Here for Texas Mental Health navigation line
972-525-8181
granthalliburton.org/navline
A free Grant Halliburton Foundation service, Monday through Friday, 10am to 6pm. Help people of all ages find mental health and addiction resources, including telemedicine options. Support in Spanish language available.

HereForTexas.com

A website developed by the Grant Halliburton Foundation with a wealth of information on mental health issues, resources in North Texas and professionals.

Pandemic resources granthalliburton.org/pandemicresources
Information about the virus, mental health websites, helplines, articles and mini-lessons created by the foundation to deal with stress and other challenges during this time.

Youth resources
granthalliburton.org/forteens
Selecting the Grant Halliburton Foundation for additional websites, podcasts, apps and crisis lines that are relevant and safe for young people.

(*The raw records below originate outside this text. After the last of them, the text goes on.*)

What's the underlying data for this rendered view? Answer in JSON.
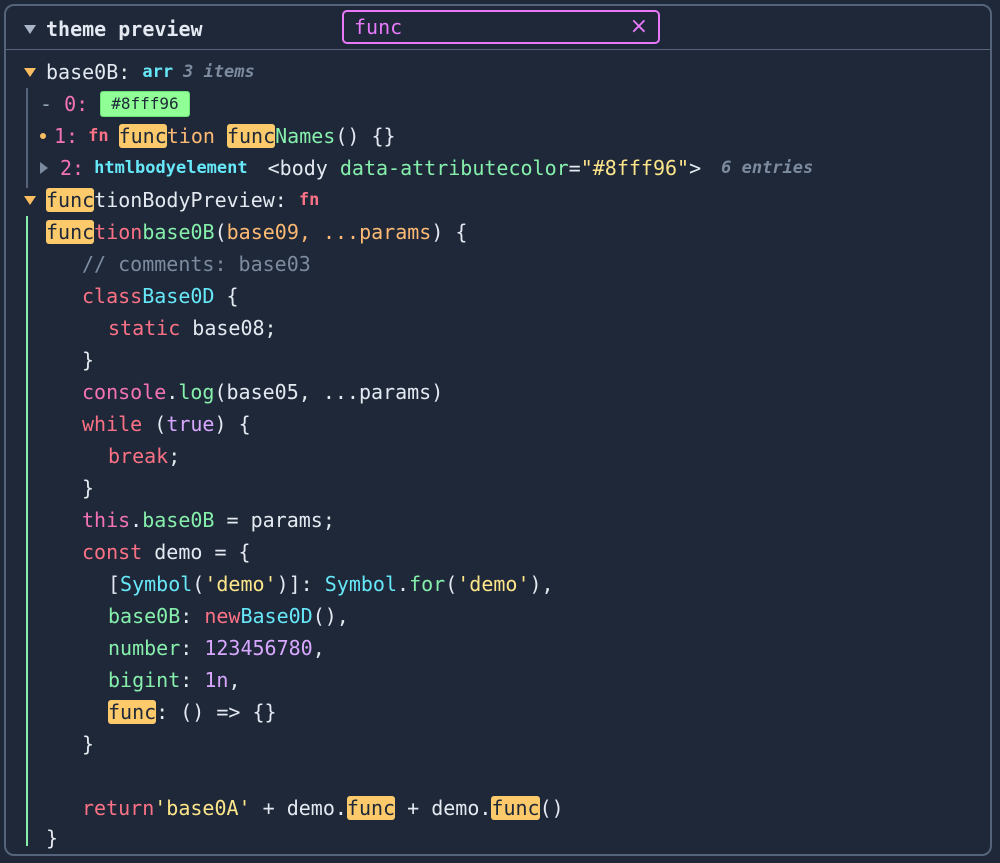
{
  "header": {
    "title": "theme preview",
    "search_value": "func",
    "clear_icon": "×"
  },
  "tree": {
    "root_key": "base0B",
    "root_sep": ": ",
    "root_type": "arr",
    "root_meta": "3 items",
    "item0": {
      "prefix": "- ",
      "index": "0:",
      "swatch": "#8fff96"
    },
    "item1": {
      "index": "1:",
      "type": "fn",
      "hl_a": "func",
      "rest_a": "tion ",
      "hl_b": "func",
      "rest_b": "Names",
      "tail": "() {}"
    },
    "item2": {
      "index": "2:",
      "type": "htmlbodyelement",
      "tag_open": "<body ",
      "attr": "data-attributecolor",
      "eq": "=",
      "attr_val": "\"#8fff96\"",
      "tag_close": ">",
      "meta": "6 entries"
    },
    "fb_key_hl": "func",
    "fb_key_rest": "tionBodyPreview",
    "fb_sep": ": ",
    "fb_type": "fn"
  },
  "code": {
    "l1": {
      "kw_hl": "func",
      "kw_rest": "tion",
      "name": "base0B",
      "p_open": "(",
      "params": "base09, ...params",
      "p_close": ") {"
    },
    "l2": "// comments: base03",
    "l3": {
      "kw": "class",
      "name": "Base0D",
      "brace": " {"
    },
    "l4": {
      "kw": "static",
      "name": " base08;"
    },
    "l5": "}",
    "l6": {
      "obj": "console",
      "dot": ".",
      "fn": "log",
      "args": "(base05, ...params)"
    },
    "l7": {
      "kw": "while",
      "open": " (",
      "val": "true",
      "close": ") {"
    },
    "l8": {
      "kw": "break",
      "semi": ";"
    },
    "l9": "}",
    "l10": {
      "kw": "this",
      "dot": ".",
      "prop": "base0B",
      "rest": " = params;"
    },
    "l11": {
      "kw": "const",
      "rest": " demo = {"
    },
    "l12": {
      "open": "[",
      "sym": "Symbol",
      "p1": "(",
      "str1": "'demo'",
      "p2": ")]: ",
      "sym2": "Symbol",
      "dot": ".",
      "fn": "for",
      "p3": "(",
      "str2": "'demo'",
      "p4": "),"
    },
    "l13": {
      "key": "base0B",
      "colon": ": ",
      "kw": "new",
      "cls": "Base0D",
      "tail": "(),"
    },
    "l14": {
      "key": "number",
      "colon": ": ",
      "num": "123456780",
      "comma": ","
    },
    "l15": {
      "key": "bigint",
      "colon": ": ",
      "num": "1n",
      "comma": ","
    },
    "l16": {
      "key_hl": "func",
      "rest": ": () => {}"
    },
    "l17": "}",
    "l18": {
      "kw": "return",
      "str": "'base0A'",
      "plus1": " + demo.",
      "hl1": "func",
      "plus2": " + demo.",
      "hl2": "func",
      "tail": "()"
    },
    "l19": "}"
  }
}
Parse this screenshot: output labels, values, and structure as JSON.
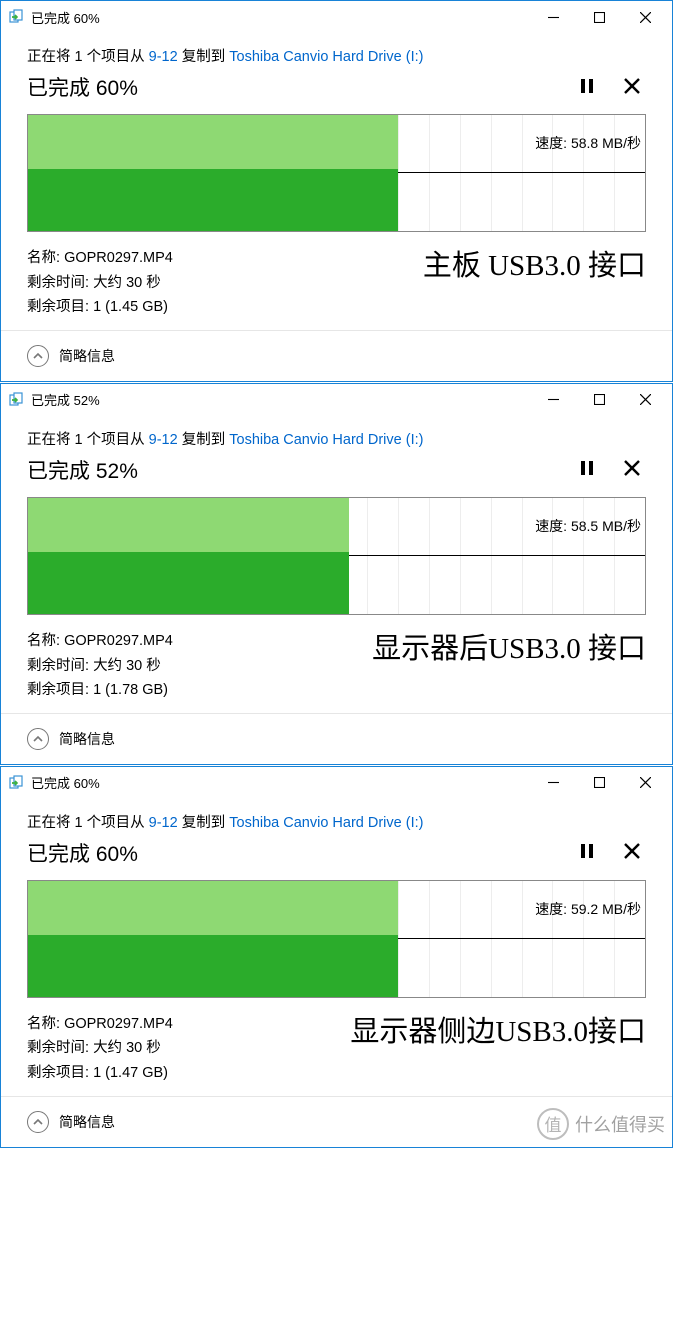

About the Grant Halliburton Foundation

The Grant Halliburton Foundation was founded in 2006 to commemorate a Dallas teenager who fought depression and bipolar disorder for several years before suicide at the age of 19. The foundation that bears his name helps families and young people to recognize the signs of mental illness through a variety of ways, including education, conferences, collaboration, and encouragement. The foundation provides more than 49,000 students, educators, parents and professionals with education, training and support in the field of mental health every year. Find out more at GrantHalliburton.org.

ABOUT VANITA HALLIBURTON:

Vanita is a co-founder and CEO of the Grant Halliburton Foundation, which was founded in 2006 after the suicide of her son Grant Halliburton. She regularly lectures on adolescent mental health and suicide prevention and speaks heartily about her son’s fight against depression and bipolar disorder, his suicide at age 19, and the need for a collaborative approach to suicide prevention in our community.